Er zijn nu drie nieuwe fietsenstallingen in ontwikkeling: in het voormalige C&A-gebouw, de Haddingestraat en Westerhaven. Grote bedrijven kan best gevraagd worden stallingen onder hun pand te realiseren of bij te dragen aan stallingen in de buurt. Het UMCG, de RUG en HANZE zijn daarvan voorbeelden. In mijn tijd bij de NOVIB in Den Haag accepteerde de gemeente dat autostalling vervangen werd door fietsenstalling. Onze medewerkers ondersteunden we met een O.V.-kaart en zachte aandrang om op de fiets te komen. Nog een oplossing: je kunt enkele parkeerplaatsen in de straat omtoveren tot fietsparkeerplaatsen en maak die dan duidelijk zichtbaar met vlonders voor zover er ruimte is.”

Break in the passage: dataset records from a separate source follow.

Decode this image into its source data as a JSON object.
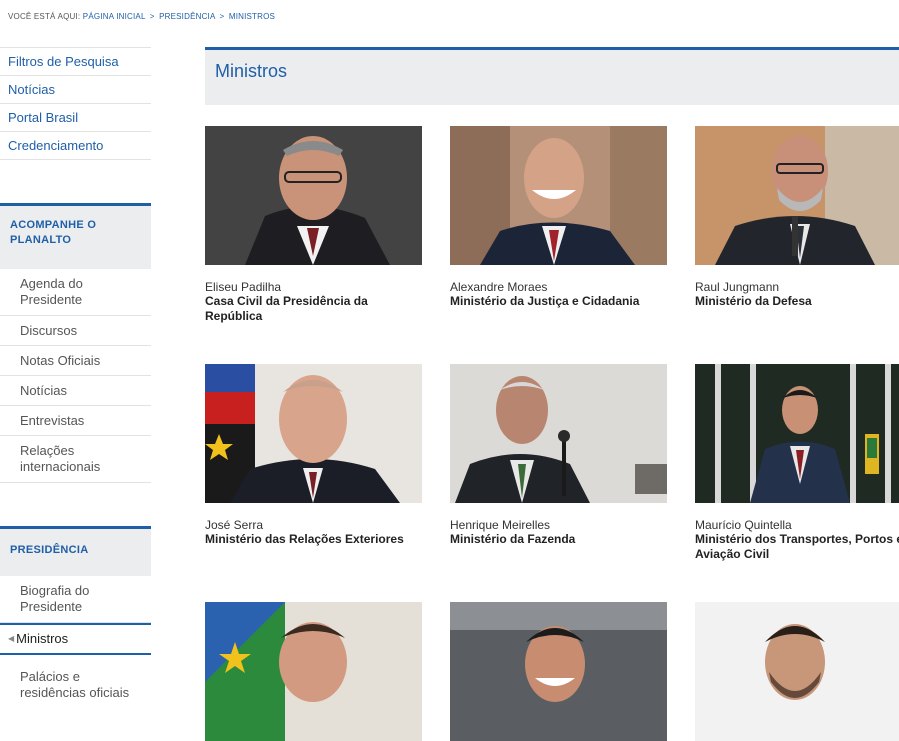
{
  "breadcrumb": {
    "prefix": "VOCÊ ESTÁ AQUI:",
    "home": "PÁGINA INICIAL",
    "sep": ">",
    "presidencia": "PRESIDÊNCIA",
    "current": "MINISTROS"
  },
  "sidebar": {
    "top_links": [
      "Filtros de Pesquisa",
      "Notícias",
      "Portal Brasil",
      "Credenciamento"
    ],
    "section1": {
      "title": "ACOMPANHE O PLANALTO",
      "items": [
        "Agenda do Presidente",
        "Discursos",
        "Notas Oficiais",
        "Notícias",
        "Entrevistas",
        "Relações internacionais"
      ]
    },
    "section2": {
      "title": "PRESIDÊNCIA",
      "items": [
        "Biografia do Presidente",
        "Ministros",
        "Palácios e residências oficiais"
      ]
    }
  },
  "main": {
    "title": "Ministros",
    "ministers": [
      {
        "name": "Eliseu Padilha",
        "ministry": "Casa Civil da Presidência da República"
      },
      {
        "name": "Alexandre Moraes",
        "ministry": "Ministério da Justiça e Cidadania"
      },
      {
        "name": "Raul Jungmann",
        "ministry": "Ministério da Defesa"
      },
      {
        "name": "José Serra",
        "ministry": "Ministério das Relações Exteriores"
      },
      {
        "name": "Henrique Meirelles",
        "ministry": "Ministério da Fazenda"
      },
      {
        "name": "Maurício Quintella",
        "ministry": "Ministério dos Transportes, Portos e Aviação Civil"
      },
      {
        "name": "",
        "ministry": ""
      },
      {
        "name": "",
        "ministry": ""
      },
      {
        "name": "",
        "ministry": ""
      }
    ]
  }
}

We drinken thee en bewonderen de figuratieve schilderijen van Olga Wiese. Van den Berg heeft zelf geen auto en ik leg hem het concept van deelauto’s voor en vraag of het gemeentebestuur niet wat dwingender, regulerender moet optreden.
“Deelauto’s gaan over gedrag en gedrag is met speciale condities wel te veranderen. Mensen begrijpen heel goed dat je bij een beperkte ruimte wat moet inschikken. Mijn advies is: blijf vooral het gesprek aangaan met bijvoorbeeld ondernemers en ga ertussen staan. Er is geduld, tijd en empathie nodig en koppel het gevoel van urgentie over het indelen van de ruimte aan de noodzaak beslissingen te nemen. Houd rekening met de minderheid en geef die met hun gevoelens van ongenoegen de ruimte.
Ik herinner me vroegere discussies over het (her)inrichten van een soort bodeterrein aan de rand van de stad, als voorziening voor binnenstadswinkels. Maar wat voor PTT-distributeurs wel werkt, namelijk kleinere wagens op groene energie, is nog steeds niet voldoende gelukt voor de grote horecatransporteurs.
De tijdvakindeling voor transporten is zeker handig.
Probeer samenhang te creëren, streef naar een organisch geheel, te vergelijken met de huidige discussies over stadsdelen en vermijd incidentele maatregelen. Richt je op mobiliteit in alle aspecten en niet alleen op auto’s, want nee, ik ben geen voorstander van een geheel autovrije binnenstad.”
We delen een interesse voor het onderwijs en praten daar wat over na, ook over de out-of-the-box denkende jongeren die in de Eindhovense Dutch Design Week met creatieve oplossingen komen voor complexe problemen. Van den Berg was acht jaren lid van de RvT van de Dutch Design Week.
Nog steeds geïnteresseerd in het thema parkeren registreer ik bij het verlaten van de kroeg voor het café één auto, een (illegaal geparkeerde) zwarte Benz en een stuk of tien slordig geparkeerde fietsen.